Previously reported predictive factors for postoperative delirium include preoperative ascites, HE, sodium or magnesium imbalance, and MELD score [3,9]. MELD score has often been used as an indicator to demonstrate the severity of liver function impairment, prioritize liver allocation, and predict the mortality risk of patients scheduled for LT [17]. MELD score is calculated using a patient’s serum bilirubin, serum creatinine, and prothrombin time, but it is not clear which of these components are associated with the postoperative delirium.
Bilirubin is a lipid-soluble substance produced as the final product of heme metabolism in mammals. It easily crosses cell membranes, including the blood–brain barrier (BBB), and is reported to have both neuroprotective and neurotoxic effects [10,18]. Most bilirubin binds to albumin, but unbound bilirubin passes through the BBB, attaches to nerve cells, and exerts cytotoxic effects. Neurological symptoms caused by hyperbilirubinemia are common in newborns and diminish after maturation of the BBB [11]. However, patients with liver cirrhosis, decreased albumin production, or drug-induced bilirubin displacement from albumin binding sites are susceptible to/vulnerable to neurologic complications [19]. In a previous study, administration of drugs that interfere with p-glycoprotein function, namely rifampin, ceftriaxone, verapamil, and propranolol, promoted bilirubin accumulation in the brain of rats. Thus, there is concern about the possible effects of these drugs in humans who have or are at high risk of hyperbilirubinemia. Some of the major intracellular mechanisms by which bilirubin exerts its neurotoxic effects include cell membrane perturbation, DNA damage, modification of synaptic transmission, increased cytokine release, inhibition of neurotransmitter signaling, and apoptosis [10,20].

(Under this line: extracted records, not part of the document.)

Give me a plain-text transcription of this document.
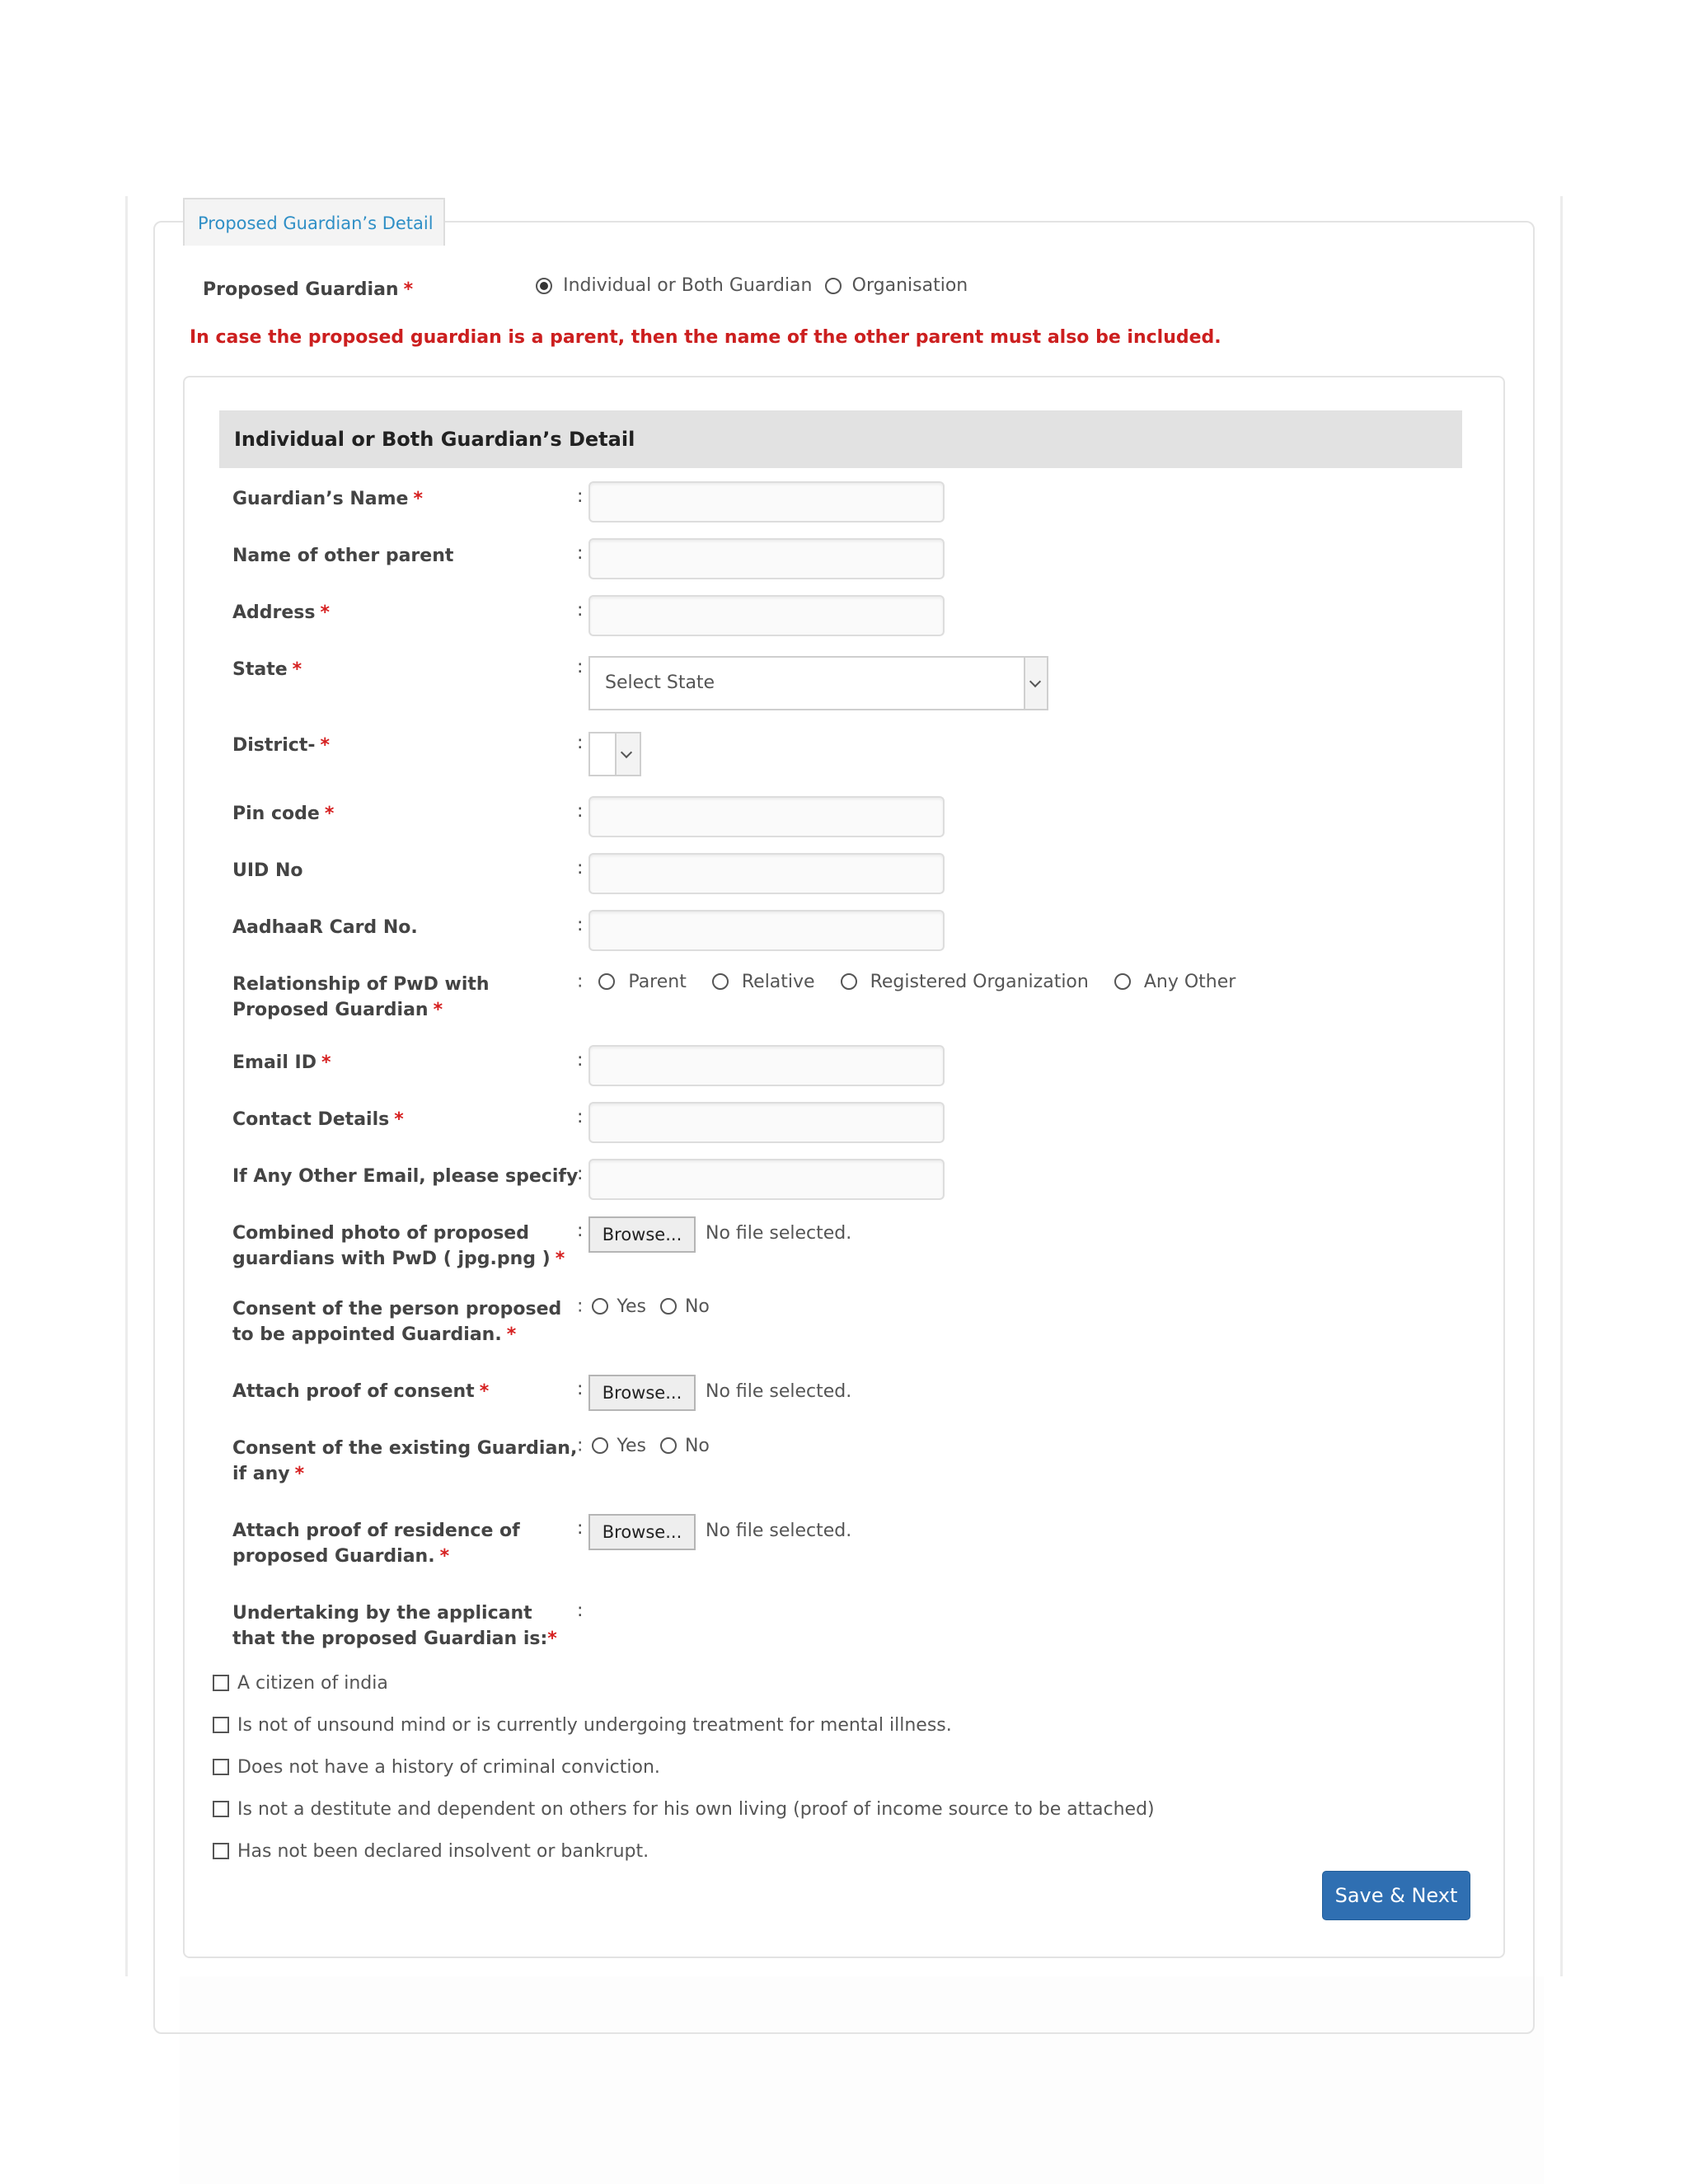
Proposed Guardian’s Detail
Proposed Guardian *	Individual or Both Guardian Organisation
In case the proposed guardian is a parent, then the name of the other parent must also be included.
Individual or Both Guardian’s Detail
Guardian’s Name *	:
Name of other parent	:
Address *	:
State *	:
Select State
District- *	:
Pin code *	:
UID No	:
AadhaaR Card No.	:
Relationship of PwD with
Proposed Guardian *
:	Parent	Relative	Registered Organization	Any Other
Email ID *	:
Contact Details *	:
If Any Other Email, please specify
:
Combined photo of proposed
guardians with PwD ( jpg.png ) *
:	Browse...	No file selected.
Consent of the person proposed
to be appointed Guardian. *
: Yes No
Attach proof of consent *	:	Browse...	No file selected.
Consent of the existing Guardian,
if any *
: Yes No
Attach proof of residence of
proposed Guardian. *
:	Browse...	No file selected.
Undertaking by the applicant
that the proposed Guardian is:*
:
A citizen of india
Is not of unsound mind or is currently undergoing treatment for mental illness.
Does not have a history of criminal conviction.
Is not a destitute and dependent on others for his own living (proof of income source to be attached)
Has not been declared insolvent or bankrupt.
Save & Next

The prevention and early detection of delirium is important for the treatment and management of patients with LT to decrease post-LT morbidity and mortality. One of the characteristic aspects of postoperative delirium is that there is a time delay between the operation and the onset of delirium. There are no apparent mental symptoms during this period, and delirium typically develops within the first 24–48 h after LT. On average, delirium resolves within 5 days of surgery [3]. There are a number of methods available for diagnosing postoperative delirium, among which the DSM-IV and International Classification of Diseases, 10th Revision criteria are the most widely used [21]. In this study, the DSM-IV criteria were used to diagnose delirium. The quick resolution of delirium is likely due to liver function normalizing postoperatively and the transplanted liver beginning to clear metabolites [9].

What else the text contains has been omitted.